Despite the extensive literature on Tullock contests, computational results for the general model with heterogeneous contestants remain scarce. This paper studies the algorithmic complexity of computing a pure Nash Equilibrium (PNE) in such general Tullock contests. We find that the elasticity parameters {r_i}, which govern the returns to scale of contestants' production functions, play a decisive role in the problem's complexity. Our core conceptual insight is that the computational hardness is determined specifically by the number of contestants with medium elasticity (r_i \in (1, 2]). This is illustrated by a complete set of algorithmic results under two parameter regimes: -Efficient Regime: When the number of contestants with medium elasticity is logarithmically bounded by the total number of contestants (O(log n)), we provide an algorithm that determines the existence of a PNE and computes an epsilon-PNE in polynomial time in both n and log(1/epsilon) (i.e., Poly(n,log(1/epsilon))) whenever it exists. This result generalizes classical findings for concave (r_i <= 1) and convex (r_i > 2) cases, establishing computational tractability for a broader class of mixed-elasticity contests. -Hard Regime: In contrast, we show when the number of medium elasticity contestants exceed Omega(log n), determining the existence of PNEs is NP-complete and it is impossible for any algorithm to compute an epsilon-PNE within running time Poly(n,log(1/epsilon)). We then design a Fully Polynomial-Time Approximation Scheme (FPTAS) that computes an epsilon-PNE in Poly(n,1/epsilon), guaranteeing efficient approximations for hard instances.

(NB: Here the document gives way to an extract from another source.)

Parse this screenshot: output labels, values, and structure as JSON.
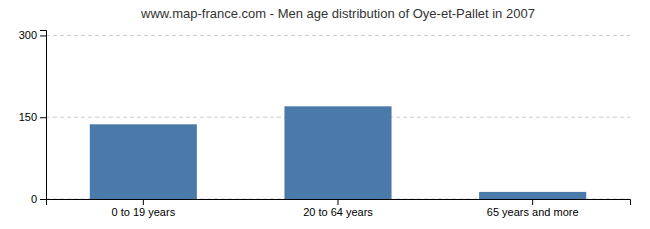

翻译：尽管关于塔洛克竞赛的文献十分丰富，但针对具有异质参与者的通用模型的计算结果仍然稀缺。本文研究了在此类通用塔洛克竞赛中计算纯纳什均衡的计算复杂性。我们发现，决定参与者生产函数规模报酬的弹性参数 {r_i} 在问题的复杂性中起着决定性作用。我们的核心概念性见解是，计算难度具体由具有中等弹性（r_i ∈ (1, 2]）的参与者数量决定。这通过两种参数体系下的一套完整算法结果得以阐明：- 高效体系：当中等弹性参与者的数量以参与者总数的对数形式有界（O(log n)）时，我们提供了一种算法，该算法能在多项式时间（即 Poly(n,log(1/epsilon))）内判定纯纳什均衡的存在性，并在其存在时计算一个 epsilon-近似纯纳什均衡。这一结果推广了针对凹性（r_i <= 1）和凸性（r_i > 2）情形的经典发现，为更广泛的混合弹性竞赛类别建立了计算易处理性。- 困难体系：相反，我们证明当中等弹性参与者的数量超过 Omega(log n) 时，判定纯纳什均衡的存在性是 NP 完全问题，并且任何算法都无法在 Poly(n,log(1/epsilon)) 的运行时间内计算出一个 epsilon-近似纯纳什均衡。随后，我们设计了一个完全多项式时间近似方案，该方案能在 Poly(n,1/epsilon) 时间内计算出一个 epsilon-近似纯纳什均衡，从而保证了针对困难实例的高效近似。